This invention relates to a control circuit for controlling the starting of a gas discharge lamp powered by an electronic ballast. More specifically, it relates to controlling the pre-heat time of a gas discharge lamp by holding off the full striking voltage until the filaments have had sufficient time to pre-heat.
Many present day gas discharge lamps are powered by electronic ballasts which operate the lamp at a frequency above 25 kHz to obtain higher efficiency than what is possible with 60 Hz operation. Many electronic ballasts consist of a rectifier to convert 60 Hz AC to DC, a boost circuit to increase the DC voltage and achieve power factor correction, and an inverter to convert the DC to high frequency AC.
Several pre-heating techniques are currently known in the prior art. Many present day ballasts preheat the lamp filaments with a voltage supplied from the inverter before the boost circuit comes on. Once the boost circuit starts, the voltage at the ballast output terminals will rise to a level sufficient to strike the lamp arc. An example of this technique is shown in U.S. Pat. No. 5,650,925 titled "Diode Clamping Arrangement for Use in Electronic Ballasts." This technique is not applicable in ballast circuits that do not use active power factor correction.
Another pre-heating technique is to use frequency shifting. This technique is illustrated in German laid open patent application DE 3208607 titled, "Ballast for at least one load which is periodically ignited and powered by a generator." It is also shown in U.S. Pat. No. 4,935,669 titled, "Two mode electronic ballast." These patents show a ballast circuit that operates at a high initial frequency that is approximately double the full load switching frequency of the resonant inverter output circuit. During this initial high frequency operation, the voltage developed in the resonant circuit is insufficient to light the lamp. After the lamp filaments are heated, the frequency is reduced to the full-load switching frequency and the voltage across the resonating inverter output circuit rises to cause the lamp arc to strike. This frequency shifting approach suffers from requiring a complicated circuit to adjust the operating frequency.

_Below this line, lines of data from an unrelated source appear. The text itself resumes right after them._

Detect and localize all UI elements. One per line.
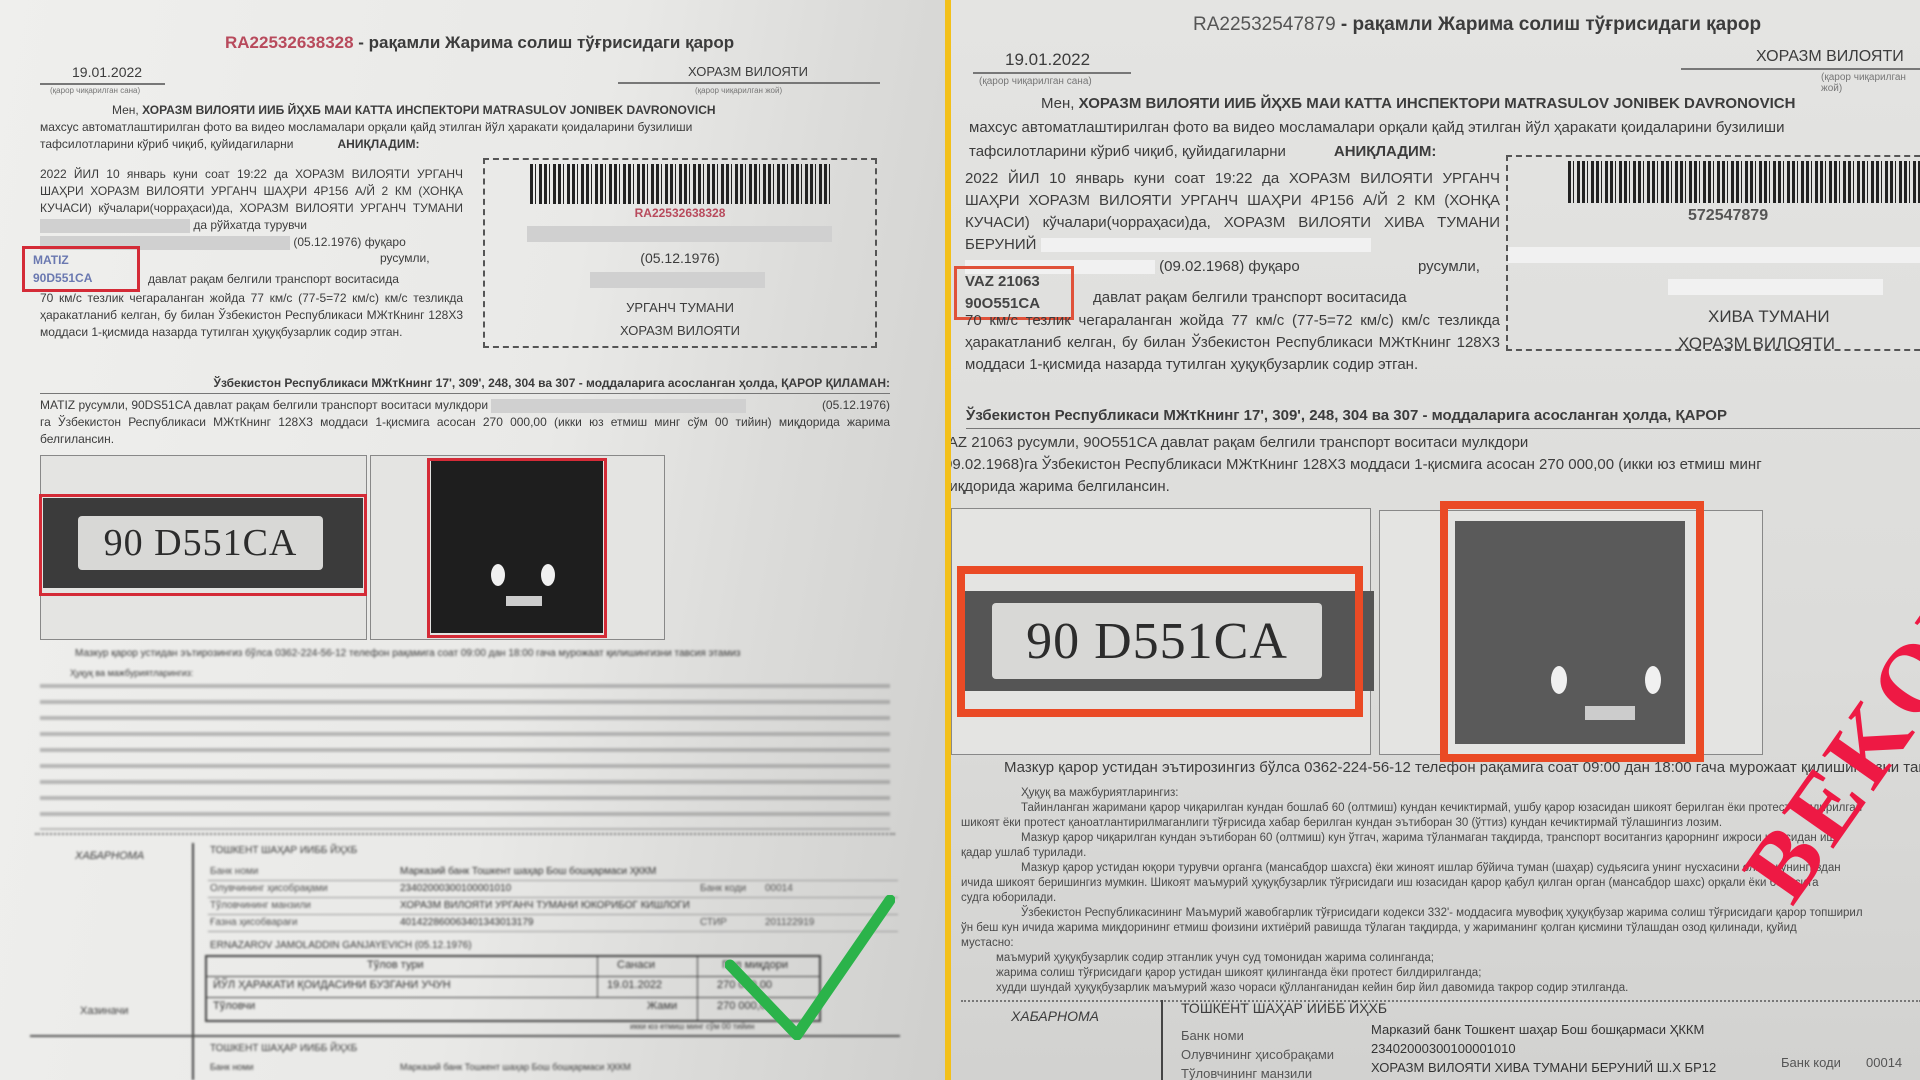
box-region: ХОРАЗМ ВИЛОЯТИ xyxy=(485,323,875,338)
redacted-address xyxy=(1668,279,1883,295)
left-document: RA22532638328 - рақамли Жарима солиш тўғ… xyxy=(0,0,945,1080)
decision-number: RA22532638328 xyxy=(225,33,354,52)
redacted-name xyxy=(491,399,746,413)
vehicle-model: VAZ 21063 xyxy=(965,271,1063,293)
decision-number: RA22532547879 xyxy=(1193,14,1336,35)
barcode xyxy=(1568,161,1920,203)
notice-divider xyxy=(1161,1000,1163,1080)
date-caption: (қарор чиқарилган сана) xyxy=(979,76,1092,87)
ruling-paragraph: MATIZ русумли, 90DS51CA давлат рақам бел… xyxy=(40,397,890,448)
bank-row-label: Банк номи xyxy=(1181,1028,1244,1043)
payer-name: ERNAZAROV JAMOLADDIN GANJAYEVICH (05.12.… xyxy=(210,940,472,951)
right-document: RA22532547879 - рақамли Жарима солиш тўғ… xyxy=(951,0,1920,1080)
notice-org: ТОШКЕНТ ШАҲАР ИИББ ЙҲХБ xyxy=(1181,1000,1387,1016)
plate-suffix: давлат рақам белгили транспорт воситасид… xyxy=(1093,287,1407,309)
notice-label: ХАБАРНОМА xyxy=(75,850,144,862)
redacted-address xyxy=(590,272,765,288)
divider xyxy=(618,82,880,84)
divider xyxy=(40,393,890,394)
bank-row-value: ХОРАЗМ ВИЛОЯТИ ХИВА ТУМАНИ БЕРУНИЙ Ш.Х Б… xyxy=(1371,1060,1716,1075)
violation-details: 70 км/с тезлик чегараланган жойда 77 км/… xyxy=(965,310,1500,376)
notice-label: ХАБАРНОМА xyxy=(1011,1008,1099,1024)
document-title: RA22532547879 - рақамли Жарима солиш тўғ… xyxy=(1193,14,1761,36)
bank-row-label: Ғазна ҳисобварағи xyxy=(210,917,297,928)
intro-paragraph: Мен, ХОРАЗМ ВИЛОЯТИ ИИБ ЙҲХБ МАИ КАТТА И… xyxy=(969,92,1919,164)
place-caption: (қарор чиқарилган жой) xyxy=(695,86,782,95)
bank-row-label: Тўловчининг манзили xyxy=(210,900,311,911)
decision-place: ХОРАЗМ ВИЛОЯТИ xyxy=(1756,48,1904,66)
bank-row-label: Банк номи xyxy=(210,866,258,877)
divider xyxy=(1681,68,1920,70)
divider xyxy=(40,83,165,85)
plate-highlight-box xyxy=(39,494,367,596)
check-icon xyxy=(725,895,895,1040)
barcode-box: 572547879 ХИВА ТУМАНИ ХОРАЗМ ВИЛОЯТИ xyxy=(1506,155,1920,351)
box-district: УРГАНЧ ТУМАНИ xyxy=(485,300,875,315)
intro-paragraph: Мен, ХОРАЗМ ВИЛОЯТИ ИИБ ЙҲХБ МАИ КАТТА И… xyxy=(40,102,880,153)
notice-org: ТОШКЕНТ ШАҲАР ИИББ ЙҲХБ xyxy=(210,845,357,856)
vehicle-model: MATIZ xyxy=(33,251,129,269)
divider xyxy=(966,428,1920,429)
place-caption: (қарор чиқарилган жой) xyxy=(1821,72,1920,94)
box-district: ХИВА ТУМАНИ xyxy=(1708,307,1830,327)
plate-highlight-box xyxy=(957,566,1363,717)
barcode xyxy=(530,164,830,204)
notice-org-2: ТОШКЕНТ ШАҲАР ИИББ ЙҲХБ xyxy=(210,1043,357,1054)
bank-row-label: Олувчининг ҳисобрақами xyxy=(1181,1047,1334,1062)
cashier-label: Хазиначи xyxy=(80,1005,128,1017)
barcode-box: RA22532638328 (05.12.1976) УРГАНЧ ТУМАНИ… xyxy=(483,158,877,348)
bank-row-label: Тўловчининг манзили xyxy=(1181,1066,1312,1080)
bank-row-value: 23402000300100001010 xyxy=(1371,1041,1516,1056)
inspector-name: ХОРАЗМ ВИЛОЯТИ ИИБ ЙҲХБ МАИ КАТТА ИНСПЕК… xyxy=(142,103,715,117)
violation-details: 70 км/с тезлик чегараланган жойда 77 км/… xyxy=(40,290,463,341)
cut-line xyxy=(35,833,895,835)
bank-row-value: Марказий банк Тошкент шаҳар Бош бошқарма… xyxy=(400,866,656,877)
rights-line: худди шундай ҳуқуқбузарлик маъмурий жазо… xyxy=(961,981,1920,996)
document-title: RA22532638328 - рақамли Жарима солиш тўғ… xyxy=(225,33,734,53)
cut-line xyxy=(961,1000,1920,1002)
appeal-text: Мазкур қарор устидан эътирозингиз бўлса … xyxy=(75,645,741,662)
decision-date: 19.01.2022 xyxy=(72,64,142,80)
decision-place: ХОРАЗМ ВИЛОЯТИ xyxy=(688,64,808,79)
ruling-heading: Ўзбекистон Республикаси МЖтКнинг 17', 30… xyxy=(966,405,1727,427)
plate-photo-cell: 90 D551CA xyxy=(951,508,1371,755)
redacted-name xyxy=(1508,247,1920,263)
bank-row-label: Олувчининг ҳисобрақами xyxy=(210,883,328,894)
plate-photo-cell: 90 D551CA xyxy=(40,455,367,640)
bank-row-value: Марказий банк Тошкент шаҳар Бош бошқарма… xyxy=(1371,1022,1704,1037)
redacted-name xyxy=(527,226,832,242)
vehicle-highlight-box: MATIZ 90D551CA xyxy=(22,246,140,292)
ruling-heading: Ўзбекистон Республикаси МЖтКнинг 17', 30… xyxy=(40,375,890,392)
redacted-name xyxy=(1041,238,1371,252)
rights-text-block xyxy=(40,680,890,830)
bank-row-value: 401422860063401343013179 xyxy=(400,917,533,928)
notice-divider xyxy=(192,843,194,1080)
car-photo-cell xyxy=(1379,510,1763,755)
date-caption: (қарор чиқарилган сана) xyxy=(50,86,140,95)
decision-date: 19.01.2022 xyxy=(1005,50,1090,70)
redacted-name xyxy=(40,219,190,233)
brand-label: русумли, xyxy=(1418,256,1480,278)
inspector-name: ХОРАЗМ ВИЛОЯТИ ИИБ ЙҲХБ МАИ КАТТА ИНСПЕК… xyxy=(1079,95,1796,112)
car-photo-cell xyxy=(370,455,665,640)
divider xyxy=(973,72,1131,74)
violation-paragraph: 2022 ЙИЛ 10 январь куни соат 19:22 да ХО… xyxy=(40,166,463,251)
bank-row-value: 23402000300100001010 xyxy=(400,883,511,894)
ruling-paragraph: VAZ 21063 русумли, 90O551CA давлат рақам… xyxy=(951,432,1920,498)
car-highlight-box xyxy=(427,458,607,638)
box-birth-date: (05.12.1976) xyxy=(485,250,875,266)
vehicle-plate: 90D551CA xyxy=(33,269,129,287)
plate-suffix: давлат рақам белгили транспорт воситасид… xyxy=(148,271,399,288)
car-highlight-box xyxy=(1440,501,1704,762)
barcode-number: 572547879 xyxy=(1688,207,1768,225)
barcode-number: RA22532638328 xyxy=(485,206,875,220)
bank-row-value: ХОРАЗМ ВИЛОЯТИ УРГАНЧ ТУМАНИ ЮКОРИБОГ КИ… xyxy=(400,900,690,911)
box-region: ХОРАЗМ ВИЛОЯТИ xyxy=(1678,334,1835,354)
brand-label: русумли, xyxy=(380,250,430,267)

A third preheating technique utilizes a thermistor to reduce the ballast output voltage during preheating. This technique, shown in U.S. Pat. No. 4,647,817, has reduced efficiency because the thermistor dissipates substantial heat even after it has changed to a high-resistance state.
Several symmetry control circuits have been shown in the prior art. One is shown in U.S. Pat. No. 5,583,402 titled "Symmetry Control Circuit and Method." This circuit shows a symmetry control circuit which modulates the duty cycle of the lower transistor in a half-bridge configuration in order to dim the lamps. A second symmetry control circuit is shown in U.S. Pat. No. 4,983,887. This patent discloses using the symmetry control technique to modulate the duty cycle of the lower transistor in a half-bridge configuration in order to limit the open circuit voltage during ballast operation in order to prevent damage to components in the circuit. A third symmetry control circuit is shown in German patent DT 3338464 titled, "High Frequency Brightness Control Device for Fluorescent Lamps." This circuit shows a symmetry control circuit which modulates the duty cycle of the lower transistor in a half-bridge configuration in order to dim the lamps. It does not show controlling the ballast for pre-heating the lamp. None of these three patents teach using symmetry control for lamp pre-heating.
Another symmetry control circuit is shown by a ballast produced in February of 1994 in Italy by MagneTek S.p.A. This ballast employs a symmetry control technique to control the duty cycle of the lower transistor in a half-bridge inverter during start-up and operation. The inverter is self-oscillating. The schematic of this ballast shows a NPN transistor Q5 that is used to adjust the duty cycle of the lower power switch Q3 by turning Q3 off before the time when it would naturally turn off. A capacitor C3 is linked to the midpoint of the half bridge, and is discharged when Q3 turns on. A PNP transistor Q8 is biased to form a current source that is connected to capacitor C3, and begins to charge it after it is discharged. When C3 is sufficiently charged, a PNP transistor Q4 turns off, and NPN transistor Q5 turns on, which turns off transistor Q3, thereby limiting the duty cycle of transistor Q3. During preheating, the charging current provided by Q8 is held high by a timer circuit, and the duty cycle of Q3 is held low so that the ballast output voltage will be low. After the preheat interval, a regulator circuit controls the current provided by Q8, which adjusts the duty cycle of Q3 so that the lamp current can be maintained at the desired level. This ballast requires a large number of components, and is expensive to produce.
An unmet need currently exists in the field of ballast design for a simple, inexpensive and efficient circuit to provide filament heating, especially for ballasts without boost power factor correction. This need can be met with a circuit that shifts the symmetry of the square-wave inverter voltage during preheating to produce a low ballast output voltage while the filaments are being heated. After the filaments have had sufficient time to become heated, then the symmetry control is removed and the ballast output voltage rises to a level that allows the lamp to strike.